Raymond Fisher Picked for U.S. Appeals Court


President Clinton on Monday nominated Raymond C. Fisher, the third-highest ranking official in the U.S. Justice Department and a longtime leader in the Los Angeles legal community, to a judgeship on the U.S. 9th Circuit Court of Appeals.

If confirmed by the Senate, Fisher, 59, would return to Los Angeles where he served as head of the Los Angeles Board of Police Commissioners before becoming associate attorney general in November 1997.

The 9th Circuit is the largest federal appeals court in the nation, with slots for 28 judges. The court, which currently has seven vacancies, is responsible for hearing appeals of lower federal court rulings from nine western states, including California. The 9th Circuit has a large courthouse in Pasadena where many appeals are considered.

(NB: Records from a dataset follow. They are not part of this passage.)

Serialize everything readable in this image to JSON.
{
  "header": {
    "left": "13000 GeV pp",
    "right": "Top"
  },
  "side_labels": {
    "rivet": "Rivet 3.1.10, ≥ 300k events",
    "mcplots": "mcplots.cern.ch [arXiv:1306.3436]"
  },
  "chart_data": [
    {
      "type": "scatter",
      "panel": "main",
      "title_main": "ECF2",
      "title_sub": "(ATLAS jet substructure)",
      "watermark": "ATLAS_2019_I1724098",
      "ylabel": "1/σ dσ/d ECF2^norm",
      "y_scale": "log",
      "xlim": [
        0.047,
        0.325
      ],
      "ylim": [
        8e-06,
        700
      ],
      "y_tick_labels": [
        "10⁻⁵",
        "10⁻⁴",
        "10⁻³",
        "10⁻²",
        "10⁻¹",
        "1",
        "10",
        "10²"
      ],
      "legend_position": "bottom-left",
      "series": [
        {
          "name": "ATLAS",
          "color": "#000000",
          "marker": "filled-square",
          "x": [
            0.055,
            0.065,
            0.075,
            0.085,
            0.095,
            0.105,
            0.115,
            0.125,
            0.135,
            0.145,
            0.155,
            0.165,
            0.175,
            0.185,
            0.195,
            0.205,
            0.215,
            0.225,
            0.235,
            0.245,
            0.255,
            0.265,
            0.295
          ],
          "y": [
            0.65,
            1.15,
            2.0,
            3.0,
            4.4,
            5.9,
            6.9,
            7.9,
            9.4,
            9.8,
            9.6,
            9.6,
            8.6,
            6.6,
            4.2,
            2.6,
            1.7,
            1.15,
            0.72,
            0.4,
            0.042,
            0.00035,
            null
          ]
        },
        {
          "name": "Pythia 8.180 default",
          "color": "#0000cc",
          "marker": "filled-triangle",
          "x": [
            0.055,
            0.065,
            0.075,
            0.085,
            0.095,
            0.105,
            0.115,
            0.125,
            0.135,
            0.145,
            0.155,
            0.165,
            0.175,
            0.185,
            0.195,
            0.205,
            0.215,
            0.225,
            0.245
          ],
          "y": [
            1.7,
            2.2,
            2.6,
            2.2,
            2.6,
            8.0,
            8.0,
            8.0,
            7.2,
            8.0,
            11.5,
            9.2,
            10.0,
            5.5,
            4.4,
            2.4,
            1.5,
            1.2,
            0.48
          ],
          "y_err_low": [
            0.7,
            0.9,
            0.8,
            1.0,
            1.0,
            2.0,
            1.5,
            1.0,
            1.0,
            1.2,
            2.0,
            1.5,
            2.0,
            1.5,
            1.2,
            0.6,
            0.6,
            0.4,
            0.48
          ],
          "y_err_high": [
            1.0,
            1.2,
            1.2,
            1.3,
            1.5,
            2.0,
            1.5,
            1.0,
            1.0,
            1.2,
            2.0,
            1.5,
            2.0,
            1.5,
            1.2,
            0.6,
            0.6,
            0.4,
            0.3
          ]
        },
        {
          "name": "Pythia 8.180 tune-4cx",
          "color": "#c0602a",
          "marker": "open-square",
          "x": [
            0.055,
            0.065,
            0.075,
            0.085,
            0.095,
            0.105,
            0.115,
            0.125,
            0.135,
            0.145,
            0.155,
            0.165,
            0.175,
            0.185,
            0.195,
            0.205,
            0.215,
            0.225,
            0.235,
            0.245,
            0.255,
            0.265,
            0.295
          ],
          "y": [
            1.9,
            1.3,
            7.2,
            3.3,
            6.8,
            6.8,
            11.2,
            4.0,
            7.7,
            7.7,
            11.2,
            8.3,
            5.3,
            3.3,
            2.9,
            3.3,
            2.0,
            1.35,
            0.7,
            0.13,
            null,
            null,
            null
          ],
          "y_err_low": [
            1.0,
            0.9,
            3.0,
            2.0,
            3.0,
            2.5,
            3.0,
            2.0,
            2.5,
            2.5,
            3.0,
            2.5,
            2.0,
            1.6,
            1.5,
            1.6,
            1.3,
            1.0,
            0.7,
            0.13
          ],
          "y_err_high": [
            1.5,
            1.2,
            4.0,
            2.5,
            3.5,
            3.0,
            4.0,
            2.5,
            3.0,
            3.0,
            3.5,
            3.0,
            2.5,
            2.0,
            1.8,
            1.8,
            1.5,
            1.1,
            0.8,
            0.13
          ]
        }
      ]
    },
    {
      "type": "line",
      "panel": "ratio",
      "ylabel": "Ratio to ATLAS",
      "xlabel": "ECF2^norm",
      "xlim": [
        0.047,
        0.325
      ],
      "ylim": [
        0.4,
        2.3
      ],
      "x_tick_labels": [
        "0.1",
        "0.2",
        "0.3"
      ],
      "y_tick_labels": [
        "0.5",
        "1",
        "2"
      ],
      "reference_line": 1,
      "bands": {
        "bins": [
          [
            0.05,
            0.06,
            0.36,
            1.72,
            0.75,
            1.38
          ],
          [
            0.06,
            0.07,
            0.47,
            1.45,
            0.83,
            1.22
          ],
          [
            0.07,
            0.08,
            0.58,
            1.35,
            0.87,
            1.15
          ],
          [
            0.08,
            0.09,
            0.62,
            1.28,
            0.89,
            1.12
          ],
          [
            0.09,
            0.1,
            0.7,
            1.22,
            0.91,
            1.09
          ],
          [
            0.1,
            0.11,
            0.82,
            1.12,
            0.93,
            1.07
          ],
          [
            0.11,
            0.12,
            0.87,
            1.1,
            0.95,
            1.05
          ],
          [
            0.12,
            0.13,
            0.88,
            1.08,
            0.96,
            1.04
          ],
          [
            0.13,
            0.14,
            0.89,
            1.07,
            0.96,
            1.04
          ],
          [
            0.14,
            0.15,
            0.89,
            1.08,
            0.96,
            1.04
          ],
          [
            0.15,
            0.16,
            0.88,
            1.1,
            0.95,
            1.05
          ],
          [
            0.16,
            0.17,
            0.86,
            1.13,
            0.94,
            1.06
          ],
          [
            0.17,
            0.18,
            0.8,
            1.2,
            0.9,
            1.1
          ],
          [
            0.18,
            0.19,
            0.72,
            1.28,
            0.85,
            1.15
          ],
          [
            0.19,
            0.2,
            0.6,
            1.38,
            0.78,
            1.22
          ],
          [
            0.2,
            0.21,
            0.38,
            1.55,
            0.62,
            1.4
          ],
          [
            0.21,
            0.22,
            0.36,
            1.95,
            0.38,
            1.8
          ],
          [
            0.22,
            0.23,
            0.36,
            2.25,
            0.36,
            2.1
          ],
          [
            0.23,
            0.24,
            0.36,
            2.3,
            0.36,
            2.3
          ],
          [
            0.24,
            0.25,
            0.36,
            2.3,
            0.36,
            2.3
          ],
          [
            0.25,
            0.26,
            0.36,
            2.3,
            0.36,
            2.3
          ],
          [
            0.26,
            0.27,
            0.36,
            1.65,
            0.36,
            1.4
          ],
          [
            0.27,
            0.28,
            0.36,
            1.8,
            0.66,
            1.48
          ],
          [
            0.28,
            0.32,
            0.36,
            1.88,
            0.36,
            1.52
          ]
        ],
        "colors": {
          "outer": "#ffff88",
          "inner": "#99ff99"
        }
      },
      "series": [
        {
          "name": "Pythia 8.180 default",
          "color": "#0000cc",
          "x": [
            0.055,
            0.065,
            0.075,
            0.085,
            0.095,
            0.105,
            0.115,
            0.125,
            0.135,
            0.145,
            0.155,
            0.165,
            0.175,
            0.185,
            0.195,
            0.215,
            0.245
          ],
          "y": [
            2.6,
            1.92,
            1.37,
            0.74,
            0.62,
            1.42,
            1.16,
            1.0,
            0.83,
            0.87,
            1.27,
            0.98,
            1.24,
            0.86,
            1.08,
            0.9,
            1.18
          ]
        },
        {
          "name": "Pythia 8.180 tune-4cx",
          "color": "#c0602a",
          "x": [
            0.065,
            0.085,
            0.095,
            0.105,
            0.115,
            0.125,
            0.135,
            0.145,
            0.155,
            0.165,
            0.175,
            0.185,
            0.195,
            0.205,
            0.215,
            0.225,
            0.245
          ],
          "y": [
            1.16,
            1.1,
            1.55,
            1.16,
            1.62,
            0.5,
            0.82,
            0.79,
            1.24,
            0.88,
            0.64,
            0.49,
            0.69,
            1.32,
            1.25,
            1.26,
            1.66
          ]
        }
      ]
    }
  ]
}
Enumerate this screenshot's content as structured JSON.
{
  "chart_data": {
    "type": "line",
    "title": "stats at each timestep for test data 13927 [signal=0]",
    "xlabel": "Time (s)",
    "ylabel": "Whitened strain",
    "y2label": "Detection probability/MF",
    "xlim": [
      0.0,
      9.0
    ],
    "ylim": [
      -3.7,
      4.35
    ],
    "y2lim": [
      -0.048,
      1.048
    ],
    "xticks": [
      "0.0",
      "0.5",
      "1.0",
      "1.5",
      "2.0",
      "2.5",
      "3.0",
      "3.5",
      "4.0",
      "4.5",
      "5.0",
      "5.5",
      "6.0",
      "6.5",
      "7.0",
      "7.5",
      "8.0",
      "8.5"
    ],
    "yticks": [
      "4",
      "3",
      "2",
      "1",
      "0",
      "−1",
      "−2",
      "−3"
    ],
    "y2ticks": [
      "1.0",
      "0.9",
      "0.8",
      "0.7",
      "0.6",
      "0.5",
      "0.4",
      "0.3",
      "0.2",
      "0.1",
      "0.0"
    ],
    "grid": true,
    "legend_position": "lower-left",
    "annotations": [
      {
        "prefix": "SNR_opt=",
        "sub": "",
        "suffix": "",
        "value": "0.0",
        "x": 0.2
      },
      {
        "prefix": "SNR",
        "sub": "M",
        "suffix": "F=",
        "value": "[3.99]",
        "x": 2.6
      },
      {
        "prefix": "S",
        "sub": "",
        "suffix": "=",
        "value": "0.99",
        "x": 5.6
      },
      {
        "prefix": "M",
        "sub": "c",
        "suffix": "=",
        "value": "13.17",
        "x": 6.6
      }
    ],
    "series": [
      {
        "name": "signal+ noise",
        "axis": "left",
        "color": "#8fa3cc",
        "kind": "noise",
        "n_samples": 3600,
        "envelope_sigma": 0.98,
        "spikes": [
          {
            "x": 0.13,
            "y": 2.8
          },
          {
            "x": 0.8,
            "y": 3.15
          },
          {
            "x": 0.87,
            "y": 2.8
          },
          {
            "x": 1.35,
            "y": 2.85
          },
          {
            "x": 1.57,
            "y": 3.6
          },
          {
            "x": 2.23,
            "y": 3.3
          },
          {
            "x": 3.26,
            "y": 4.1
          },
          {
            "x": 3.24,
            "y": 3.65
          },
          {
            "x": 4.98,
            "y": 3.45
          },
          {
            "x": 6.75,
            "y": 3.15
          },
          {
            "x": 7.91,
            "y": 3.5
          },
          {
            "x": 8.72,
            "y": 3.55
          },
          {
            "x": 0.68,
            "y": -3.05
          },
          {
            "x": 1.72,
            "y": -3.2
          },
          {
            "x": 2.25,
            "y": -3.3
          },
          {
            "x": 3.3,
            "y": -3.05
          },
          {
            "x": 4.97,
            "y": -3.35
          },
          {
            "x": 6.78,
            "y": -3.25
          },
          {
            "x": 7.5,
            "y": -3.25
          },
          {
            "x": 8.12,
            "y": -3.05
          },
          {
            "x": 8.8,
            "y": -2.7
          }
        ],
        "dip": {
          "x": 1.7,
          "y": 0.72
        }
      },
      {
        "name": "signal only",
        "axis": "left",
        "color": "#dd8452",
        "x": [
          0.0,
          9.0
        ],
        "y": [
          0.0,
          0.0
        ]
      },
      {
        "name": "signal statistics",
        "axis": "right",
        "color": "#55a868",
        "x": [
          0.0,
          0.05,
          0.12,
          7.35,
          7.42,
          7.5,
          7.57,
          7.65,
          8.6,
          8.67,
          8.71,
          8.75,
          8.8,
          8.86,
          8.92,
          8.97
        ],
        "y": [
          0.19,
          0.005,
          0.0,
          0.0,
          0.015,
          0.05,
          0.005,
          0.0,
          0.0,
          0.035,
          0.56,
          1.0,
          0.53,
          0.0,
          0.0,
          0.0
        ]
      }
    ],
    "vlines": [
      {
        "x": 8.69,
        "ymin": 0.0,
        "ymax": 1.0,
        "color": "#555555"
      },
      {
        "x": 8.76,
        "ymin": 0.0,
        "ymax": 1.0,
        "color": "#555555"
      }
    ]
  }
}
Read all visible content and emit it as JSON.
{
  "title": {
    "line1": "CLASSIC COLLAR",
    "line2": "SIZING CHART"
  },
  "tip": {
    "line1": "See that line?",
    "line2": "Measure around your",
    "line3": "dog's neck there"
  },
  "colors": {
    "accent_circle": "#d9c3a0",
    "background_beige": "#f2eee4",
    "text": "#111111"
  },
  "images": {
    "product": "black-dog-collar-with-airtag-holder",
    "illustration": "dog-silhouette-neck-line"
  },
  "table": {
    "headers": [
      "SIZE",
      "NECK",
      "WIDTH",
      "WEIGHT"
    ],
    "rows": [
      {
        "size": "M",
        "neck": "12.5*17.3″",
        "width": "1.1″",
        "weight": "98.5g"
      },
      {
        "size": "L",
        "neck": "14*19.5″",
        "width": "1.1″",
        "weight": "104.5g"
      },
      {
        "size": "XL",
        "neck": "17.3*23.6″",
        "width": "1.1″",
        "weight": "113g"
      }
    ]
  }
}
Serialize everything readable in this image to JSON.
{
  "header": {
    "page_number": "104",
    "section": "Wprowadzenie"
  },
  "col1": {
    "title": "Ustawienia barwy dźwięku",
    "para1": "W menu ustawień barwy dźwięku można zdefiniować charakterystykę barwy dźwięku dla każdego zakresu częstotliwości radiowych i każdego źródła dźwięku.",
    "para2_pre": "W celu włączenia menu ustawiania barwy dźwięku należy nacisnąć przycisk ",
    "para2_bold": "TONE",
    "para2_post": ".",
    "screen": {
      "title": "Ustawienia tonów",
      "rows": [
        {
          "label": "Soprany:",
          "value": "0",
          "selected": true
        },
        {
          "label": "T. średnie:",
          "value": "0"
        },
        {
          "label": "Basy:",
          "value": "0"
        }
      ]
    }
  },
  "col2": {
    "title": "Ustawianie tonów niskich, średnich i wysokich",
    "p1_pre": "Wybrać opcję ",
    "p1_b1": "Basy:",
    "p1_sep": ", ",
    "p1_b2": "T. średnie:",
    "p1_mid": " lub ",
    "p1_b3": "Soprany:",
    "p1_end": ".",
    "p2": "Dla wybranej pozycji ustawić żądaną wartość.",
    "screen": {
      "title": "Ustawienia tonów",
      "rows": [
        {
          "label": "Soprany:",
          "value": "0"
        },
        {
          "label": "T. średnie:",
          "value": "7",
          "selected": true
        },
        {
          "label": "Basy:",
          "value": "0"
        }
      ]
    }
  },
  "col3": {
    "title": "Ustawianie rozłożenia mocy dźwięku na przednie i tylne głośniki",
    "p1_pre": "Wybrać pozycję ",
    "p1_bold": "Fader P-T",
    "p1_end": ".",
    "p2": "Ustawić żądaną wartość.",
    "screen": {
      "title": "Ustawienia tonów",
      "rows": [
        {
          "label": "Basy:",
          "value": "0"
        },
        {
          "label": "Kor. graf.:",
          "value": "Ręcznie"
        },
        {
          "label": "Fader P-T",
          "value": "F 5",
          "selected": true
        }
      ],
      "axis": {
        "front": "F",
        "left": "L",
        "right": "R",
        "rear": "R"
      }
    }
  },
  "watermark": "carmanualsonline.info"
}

Fisher, who practiced law for nearly 30 years before taking the Justice Department job, served as president of the city Police Commission during its turbulent confrontation with then-Chief Willie L. Williams. The commission, which had hired Williams, an outsider from Philadelphia, to attempt to implement reforms sought in the wake of the 1992 riots, unanimously voted not to rehire Williams.

Most political observers gave Fisher high marks for his stewardship of the commission.

Fisher, 59, said, “I’m honored to have this opportunity to return to California and to serve on a very excellent court if the Senate should be good enough to confirm me to the position.”

“I did have a very strong desire to become an appellate judge on the 9th Circuit before I became associate attorney general,” Fisher said, adding that he had not been lobbying for he position of late because “I love” the Justice Department job.

Although he specialized in complex business cases as a civil litigator, Fisher also won a noteworthy victory in the 9th Circuit in the mid-1990s, when the court upheld a verdict he had obtained for actor Clint Eastwood against the National Enquirer.

A California native, Fisher graduated with honors from UC Santa Barbara in 1962. He was recruited to attend Stanford Law School by one of its prominent graduates, Warren Christopher, a highly respected Los Angeles lawyer who later served as head of the special commission investigating the LAPD after the 1992 riots and then became secretary of state in Clinton’s first term. Fisher was a stellar student at Stanford, serving as president of the school’s law review.

Fisher then served as a law clerk to J. Skelly Wright of the U.S. Court of Appeals for the D.C. Circuit and later for Supreme Court Justice William J. Brennan.


“The nomination of Ray Fisher for the 9th Circuit is inspired,” Christopher said. “He is both a lawyer of genuine talent and a citizen who has given repeatedly of himself for the betterment of his community and his country.”